Dependence on foreign capital to fund external deficits is the biggest risk for India, Stephen Roach, chairman of Morgan Stanley Asia said here on Tuesday.

According to Roach, a tougher market climate is expected this year as investors come to grips with some of the more normal after-shocks of the financial crisis.

For Roach, the story for India is a very compelling one over the next several years. “Micros in terms of companies and labour force remain very positive. Macros in terms of savings and foreign direct investment in infrastructure have improved a lot in recent years,” Roach told reporters.

Roach, who has been bullish on India’s growth story for the past nine months, continues to be optimistic. According to him, because of the stable economy he would prefer India over China. However, he expressed concerns over India’s infrastructure constraints, saying they needed to be addressed immediately.

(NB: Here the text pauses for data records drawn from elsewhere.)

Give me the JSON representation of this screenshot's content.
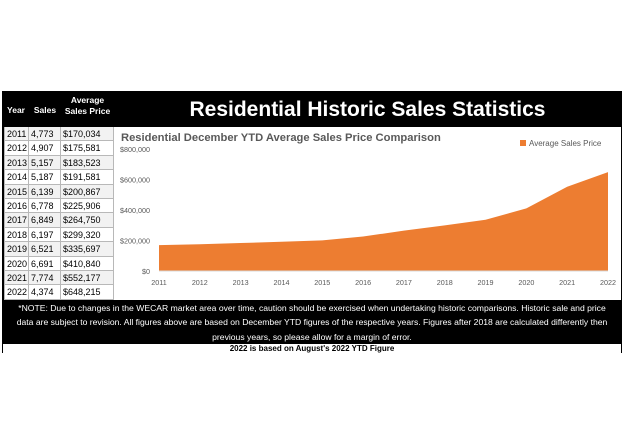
{
  "title": "Residential Historic Sales Statistics",
  "table": {
    "headers": {
      "year": "Year",
      "sales": "Sales",
      "price_line1": "Average",
      "price_line2": "Sales Price"
    },
    "rows": [
      {
        "year": "2011",
        "sales": "4,773",
        "price": "$170,034"
      },
      {
        "year": "2012",
        "sales": "4,907",
        "price": "$175,581"
      },
      {
        "year": "2013",
        "sales": "5,157",
        "price": "$183,523"
      },
      {
        "year": "2014",
        "sales": "5,187",
        "price": "$191,581"
      },
      {
        "year": "2015",
        "sales": "6,139",
        "price": "$200,867"
      },
      {
        "year": "2016",
        "sales": "6,778",
        "price": "$225,906"
      },
      {
        "year": "2017",
        "sales": "6,849",
        "price": "$264,750"
      },
      {
        "year": "2018",
        "sales": "6,197",
        "price": "$299,320"
      },
      {
        "year": "2019",
        "sales": "6,521",
        "price": "$335,697"
      },
      {
        "year": "2020",
        "sales": "6,691",
        "price": "$410,840"
      },
      {
        "year": "2021",
        "sales": "7,774",
        "price": "$552,177"
      },
      {
        "year": "2022",
        "sales": "4,374",
        "price": "$648,215"
      }
    ]
  },
  "chart_data": {
    "type": "area",
    "title": "Residential December YTD Average Sales Price Comparison",
    "categories": [
      "2011",
      "2012",
      "2013",
      "2014",
      "2015",
      "2016",
      "2017",
      "2018",
      "2019",
      "2020",
      "2021",
      "2022"
    ],
    "series": [
      {
        "name": "Average Sales Price",
        "values": [
          170034,
          175581,
          183523,
          191581,
          200867,
          225906,
          264750,
          299320,
          335697,
          410840,
          552177,
          648215
        ]
      }
    ],
    "y_ticks": [
      "$0",
      "$200,000",
      "$400,000",
      "$600,000",
      "$800,000"
    ],
    "ylim": [
      0,
      800000
    ],
    "grid": false,
    "legend": "top-right",
    "color": "#ed7d31"
  },
  "note": "*NOTE: Due to changes in the WECAR market area over time, caution should be exercised when undertaking historic comparisons. Historic sale and price data are subject to revision. All figures above are based on December YTD figures of the respective years. Figures after 2018 are calculated differently then previous years, so please allow for a margin of error.",
  "footer": "2022 is based on August's 2022 YTD Figure"
}
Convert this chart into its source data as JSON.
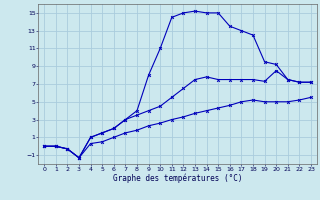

According to Roach, policymakers in India should be congratulated to have put a bottom to the deterioration last year. However, he said that is not enough. “I hope the Indian government is mindful of the resilient economy and this not the time to be focus on the exit policy. You don’t need to look at crisis management while letting inflation surge along with asset prices,” Roach said.

Roach expects the budget slated for February 26 to look into the area of fiscal consolidation. “I am hopeful that the government will target around 5.5 per cent of GDP by end of next financial year with 1.3 per cent reduction in fiscal deficit,” Roach said. According to him, this is the time for fiscal consolidation when the economy is strong.